By drawing the Houthis into direct confrontation, Israel has inadvertently elevated the group’s status from a domestic insurgency rooted in Yemen’s civil war to a symbolically potent member of the broader regional anti-Israel axis.
This transformation grants Ansar Allah a level of legitimacy and visibility it could never have attained through the internal Yemeni conflict alone.
Their positioning alongside more established actors like Lebanon’s Hezbollah and pro-Tehran factions in Iraq enhances the Houthi rebel movement’s appeal to potential recruits, bolsters the narrative of resistance that justifies ongoing Iranian support, and further consolidates their hold on northern Yemen.
At the same time, it places rival Yemeni factions – many of whom remain fragmented, externally backed, or politically stagnant – at a disadvantage, casting them as passive or compromised in the face of what the Houthis portray as a defining regional struggle. In this context, Israel’s military strategy risks empowering the very force it seeks to contain.
“Ironically, Israel is increasing Ansar Allah popularity both in Yemen and the region at large. The group was not on most people’s radar but is now perceived as one of the sole countries that stood with Palestine. This has resulted in an increase in recruitment within Yemen and popular sympathy abroad, which has bolstered the group’s confidence,” said Mokdad.
However, Dr Krieg warns that Ansar Allah faces the longer-term risk of overextension.
“Diverting resources to fight Israel while governing a collapsing Yemen exposes them to domestic resentment once the nationalist ‘rally around Palestine’ effect fades,” he explained in a TNA interview.

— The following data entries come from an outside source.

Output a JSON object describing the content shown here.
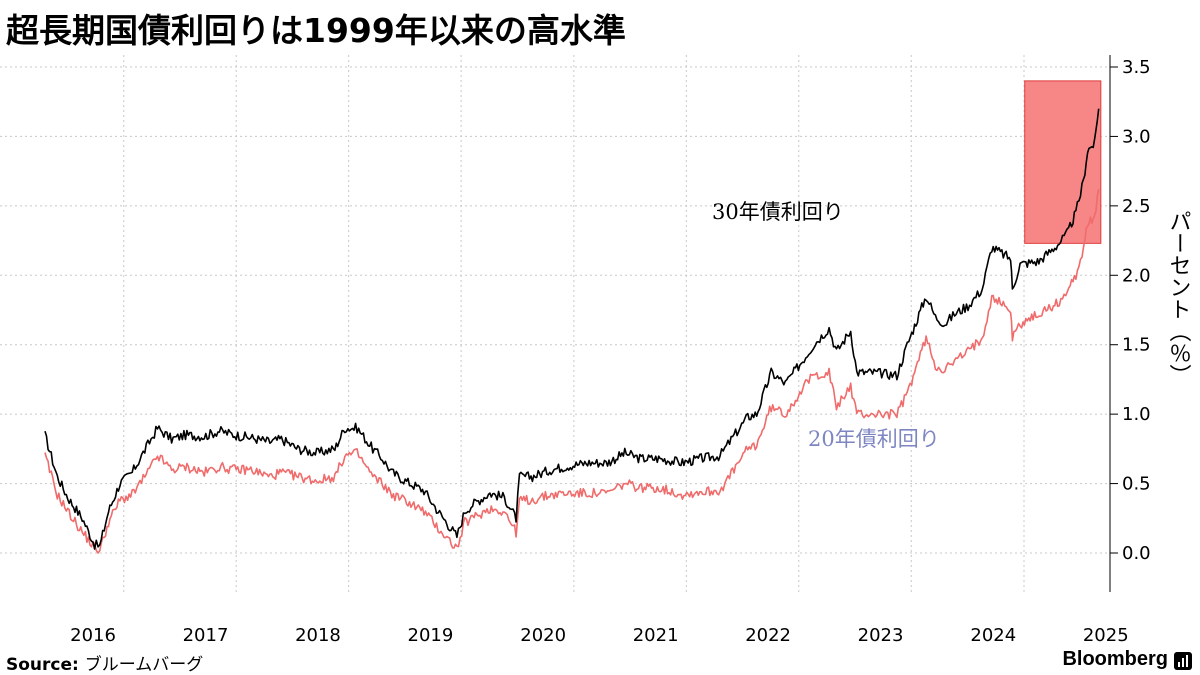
{
  "header": {
    "title": "超長期国債利回りは1999年以来の高水準"
  },
  "footer": {
    "source_label": "Source:",
    "source_text": "ブルームバーグ",
    "brand": "Bloomberg",
    "brand_icon": "bloomberg-terminal-icon"
  },
  "colors": {
    "series_30y": "#000000",
    "series_20y": "#f06b6b",
    "label_20y": "#7e86c2",
    "highlight_fill": "#f78787",
    "highlight_stroke": "#e03a3a",
    "grid": "#c8c8c8"
  },
  "chart_data": {
    "type": "line",
    "xlabel": "",
    "ylabel": "パーセント（％）",
    "x_range": [
      "2016-01-01",
      "2025-06-15"
    ],
    "ylim": [
      -0.3,
      3.6
    ],
    "x_ticks": [
      "2016",
      "2017",
      "2018",
      "2019",
      "2020",
      "2021",
      "2022",
      "2023",
      "2024",
      "2025"
    ],
    "y_ticks": [
      "0.0",
      "0.5",
      "1.0",
      "1.5",
      "2.0",
      "2.5",
      "3.0",
      "3.5"
    ],
    "grid": "dotted",
    "annotations": [
      {
        "type": "highlight-box",
        "x_start": "2024-09-15",
        "x_end": "2025-05-20",
        "y_start": 2.23,
        "y_end": 3.4
      }
    ],
    "series": [
      {
        "name": "30年債利回り",
        "x": [
          "2016-01-01",
          "2016-02-10",
          "2016-03-15",
          "2016-05-01",
          "2016-06-10",
          "2016-06-27",
          "2016-07-25",
          "2016-08-31",
          "2016-10-10",
          "2016-11-30",
          "2016-12-31",
          "2017-02-15",
          "2017-04-01",
          "2017-06-01",
          "2017-07-20",
          "2017-09-08",
          "2017-10-30",
          "2017-12-31",
          "2018-02-06",
          "2018-04-01",
          "2018-06-01",
          "2018-07-30",
          "2018-08-31",
          "2018-10-10",
          "2018-11-30",
          "2018-12-31",
          "2019-01-31",
          "2019-03-15",
          "2019-05-15",
          "2019-06-30",
          "2019-08-30",
          "2019-09-25",
          "2019-10-20",
          "2019-12-15",
          "2020-01-31",
          "2020-03-09",
          "2020-03-20",
          "2020-05-01",
          "2020-07-01",
          "2020-09-01",
          "2020-11-01",
          "2020-12-31",
          "2021-02-25",
          "2021-04-15",
          "2021-06-15",
          "2021-08-31",
          "2021-10-31",
          "2021-12-31",
          "2022-01-31",
          "2022-03-31",
          "2022-04-29",
          "2022-06-15",
          "2022-07-31",
          "2022-09-30",
          "2022-10-31",
          "2022-12-20",
          "2023-01-13",
          "2023-02-28",
          "2023-03-20",
          "2023-05-15",
          "2023-07-28",
          "2023-08-31",
          "2023-10-31",
          "2023-11-30",
          "2023-12-31",
          "2024-01-31",
          "2024-03-15",
          "2024-04-30",
          "2024-05-31",
          "2024-07-31",
          "2024-08-06",
          "2024-08-31",
          "2024-10-31",
          "2024-12-31",
          "2025-01-31",
          "2025-02-28",
          "2025-03-25",
          "2025-04-07",
          "2025-04-30",
          "2025-05-13"
        ],
        "values": [
          0.85,
          0.55,
          0.4,
          0.25,
          0.06,
          0.05,
          0.3,
          0.5,
          0.58,
          0.78,
          0.9,
          0.82,
          0.85,
          0.84,
          0.88,
          0.85,
          0.83,
          0.8,
          0.82,
          0.75,
          0.72,
          0.75,
          0.9,
          0.9,
          0.75,
          0.68,
          0.58,
          0.52,
          0.45,
          0.3,
          0.12,
          0.3,
          0.35,
          0.43,
          0.4,
          0.25,
          0.55,
          0.55,
          0.6,
          0.63,
          0.65,
          0.65,
          0.72,
          0.68,
          0.68,
          0.65,
          0.68,
          0.7,
          0.8,
          0.98,
          1.0,
          1.3,
          1.22,
          1.4,
          1.5,
          1.62,
          1.45,
          1.6,
          1.3,
          1.3,
          1.28,
          1.5,
          1.85,
          1.7,
          1.65,
          1.72,
          1.78,
          1.9,
          2.2,
          2.12,
          1.9,
          2.08,
          2.1,
          2.22,
          2.3,
          2.45,
          2.68,
          2.9,
          2.95,
          3.2
        ]
      },
      {
        "name": "20年債利回り",
        "x": [
          "2016-01-01",
          "2016-02-10",
          "2016-03-15",
          "2016-05-01",
          "2016-06-10",
          "2016-06-27",
          "2016-07-25",
          "2016-08-31",
          "2016-10-10",
          "2016-11-30",
          "2016-12-31",
          "2017-02-15",
          "2017-04-01",
          "2017-06-01",
          "2017-07-20",
          "2017-09-08",
          "2017-10-30",
          "2017-12-31",
          "2018-02-06",
          "2018-04-01",
          "2018-06-01",
          "2018-07-30",
          "2018-08-31",
          "2018-10-10",
          "2018-11-30",
          "2018-12-31",
          "2019-01-31",
          "2019-03-15",
          "2019-05-15",
          "2019-06-30",
          "2019-08-30",
          "2019-09-25",
          "2019-10-20",
          "2019-12-15",
          "2020-01-31",
          "2020-03-09",
          "2020-03-20",
          "2020-05-01",
          "2020-07-01",
          "2020-09-01",
          "2020-11-01",
          "2020-12-31",
          "2021-02-25",
          "2021-04-15",
          "2021-06-15",
          "2021-08-31",
          "2021-10-31",
          "2021-12-31",
          "2022-01-31",
          "2022-03-31",
          "2022-04-29",
          "2022-06-15",
          "2022-07-31",
          "2022-09-30",
          "2022-10-31",
          "2022-12-20",
          "2023-01-13",
          "2023-02-28",
          "2023-03-20",
          "2023-05-15",
          "2023-07-28",
          "2023-08-31",
          "2023-10-31",
          "2023-11-30",
          "2023-12-31",
          "2024-01-31",
          "2024-03-15",
          "2024-04-30",
          "2024-05-31",
          "2024-07-31",
          "2024-08-06",
          "2024-08-31",
          "2024-10-31",
          "2024-12-31",
          "2025-01-31",
          "2025-02-28",
          "2025-03-25",
          "2025-04-07",
          "2025-04-30",
          "2025-05-13"
        ],
        "values": [
          0.7,
          0.42,
          0.3,
          0.15,
          0.04,
          0.02,
          0.22,
          0.38,
          0.42,
          0.58,
          0.7,
          0.6,
          0.62,
          0.58,
          0.62,
          0.6,
          0.6,
          0.55,
          0.58,
          0.55,
          0.52,
          0.55,
          0.7,
          0.72,
          0.55,
          0.5,
          0.42,
          0.38,
          0.3,
          0.18,
          0.03,
          0.22,
          0.25,
          0.32,
          0.3,
          0.15,
          0.38,
          0.38,
          0.42,
          0.43,
          0.43,
          0.43,
          0.5,
          0.47,
          0.47,
          0.42,
          0.44,
          0.45,
          0.55,
          0.75,
          0.78,
          1.05,
          1.0,
          1.2,
          1.28,
          1.3,
          1.05,
          1.2,
          1.0,
          1.0,
          1.0,
          1.15,
          1.55,
          1.35,
          1.32,
          1.38,
          1.45,
          1.55,
          1.85,
          1.75,
          1.55,
          1.65,
          1.72,
          1.8,
          1.88,
          2.0,
          2.2,
          2.38,
          2.4,
          2.62
        ]
      }
    ]
  }
}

“If famine deepens and services vanish, Israel may not break the Houthis militarily, but time and internal dissent could. Thus, the paradox is that Israeli strikes are both empowering the Houthis politically and planting the seeds of potential fragility inside their movement.”
A prolonged, entrenched, and overlooked war
Ultimately, there is no compelling reason to expect Israel-Houthi hostilities to wrap up in the foreseeable future. This conflict between Tel Aviv and Ansar Allah is “morphing Yemen from a ‘forgotten war’ into a frontline of Middle Eastern geopolitics, with maritime security, humanitarian collapse, and regional power rivalries intertwined,” stated Dr Krieg.
“For the Houthis, this is a chance to project themselves as more than a local insurgency; for Israel, it is a new long war of defence on yet another front. For the region, the danger is that the Red Sea becomes a permanent grey zone of insecurity, with Yemen’s humanitarian tragedy as its enduring backdrop,” he added.
What emerges is more than another front in the ‘Arab-Israeli conflict’ but a dangerous feedback loop where military escalation reinforces political entrenchment and humanitarian collapse fuels further radicalisation.
With no diplomatic off-ramp in sight and international attention still sporadic, the Israel-Houthi conflict risks becoming a long-term fixture of regional instability – an open wound on the map of the Middle East.
These mounting costs go far beyond any battlefield, with millions of Yemenis continuing to suffer the consequences of a conflict that makes daily life all the more difficult to endure in a country ravaged by economic collapse, disease, famine, and poverty.